Jan Pieterszoon Sweelinck
Sweelinck was als componist en als muziekpedagoog tot ver buiten de landsgrenzen bekend en beroemd. Reeds tijdens zijn leven verschenen vele van zijn vocale werken in druk en verspreidden zich over geheel Europa. Zo verschenen er in Berlijn zogeheten 'roofdrukken' in het Duits (in de zogeheten Lobwasser-vertaling) van Sweelincks meerstemmige zettingen van het Franstalige Geneefse psalter.
Van alle reizen die Sweelinck gemaakt heeft, staat er slechts een naar het buitenland geregistreerd: zijn dienstreis naar Antwerpen in 1604, bekostigd door de stad Amsterdam, waar hij bij de klavecimbelbouwers Ruckers in opdracht van het Amsterdamse stadsbestuur een nieuw klavecimbel kocht. Alleen het beschilderde deksel van dit stadsklavecimbel bleef bewaard.
De Engelse musici Peter Philips en John Bull, rooms-katholieken die naar de zuidelijke (of Oostenrijkse) Nederlanden waren gevlucht, zochten Sweelinck in Amsterdam op voor collegiaal contact. Philips deed dit in 1593 vanuit Brussel, John Bull ondernam veel later dezelfde reis met hetzelfde doel. Van laatstgenoemde is een fuga overgeleverd dat op een thema van Sweelinck gebaseerd is. In het beroemde (handgeschreven) Fitzwilliam Virginal Book, dat rond 1600 werd samengesteld uit 297 composities voor het toetsinstrument virginaal, blijken vier composities van Sweelinck te zijn opgenomen.
Opmerkelijk genoeg zijn tijdens Sweelincks leven geen, meestal in Duitse handgeschreven bronnen overgeleverde klavierwerken (orgel, klavecimbel) uitgegeven. Wel verzorgde zijn oud-leerling Samuel Scheidt de uitgave van een verzameling van driestemmige fantasieën, daarvan is tot nog toe geen enkel exemplaar in een bibliotheek of archief aangetroffen.

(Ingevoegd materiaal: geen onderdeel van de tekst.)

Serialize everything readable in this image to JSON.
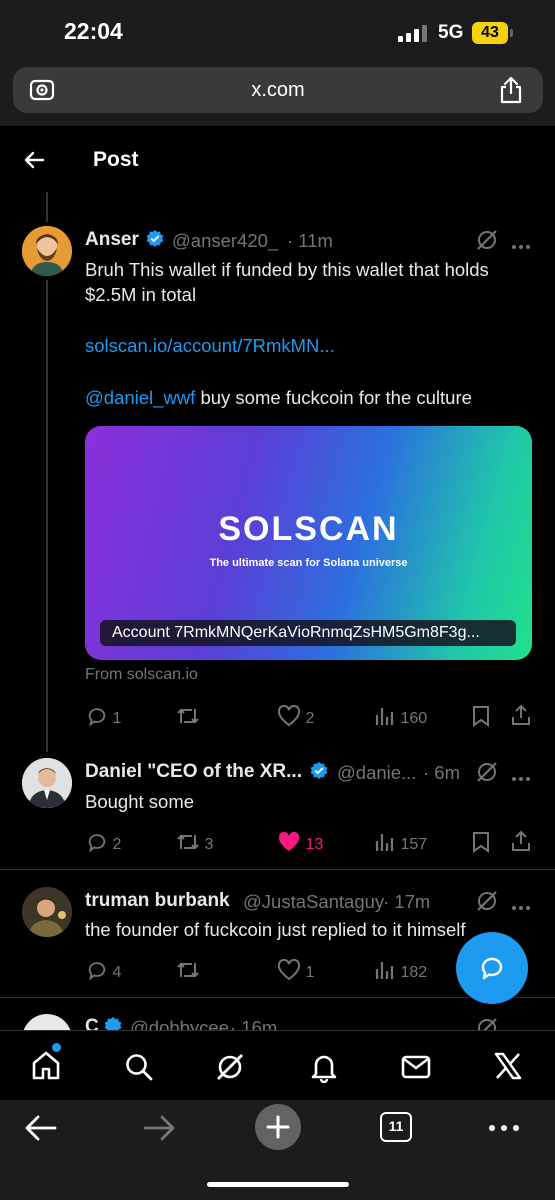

Sweelinck moet niet alleen voortreffelijk musicus zijn geweest: over zijn talenten als briljant improvisator aan het klavecimbel en op orgel werd bij zijn leven reeds hoog opgegeven. Maar ook ging een sterke roep van hem uit als muziekpedagoog. Vooral uit noordelijk Duitsland stroomden leerlingen naar Amsterdam toe om bij Sweelinck het orgelspel en compositie te leren. Dit gebeurde tijdens het Twaalfjarige Bestand (1609-1621) tijdens de Tachtigjarige Oorlog. De periode waarin Sweelinck bezocht werd door belangrijke Engelse musici zoals Orlando Gibbons (voorjaar 1613). Voor laatstgenoemde was dit collegiale contact van grote betekenis: Gibbons wijzigde zijn componeren voor toetsinstrumenten sinds zijn bezoek aan Sweelinck in verregaande mate.
Door de trek van tal van jonge Duitse musici naar de Amsterdamse meester oefende Sweelinck grote invloed uit op de ontwikkeling van de orgel- en klavecimbelmuziek met name in noordelijk Duitsland. Zijn invloed zou zelfs reiken tot aan de jonge Johann Sebastian Bach die in de orgelmeesters Johann Adam Reincken uit Hamburg en in Dieterich Buxtehude uit Lübeck - die zelf leerlingen waren geweest van Sweelincks oud-leerling Heinrich Scheidemann - inspirerende voorbeeldfiguren vond.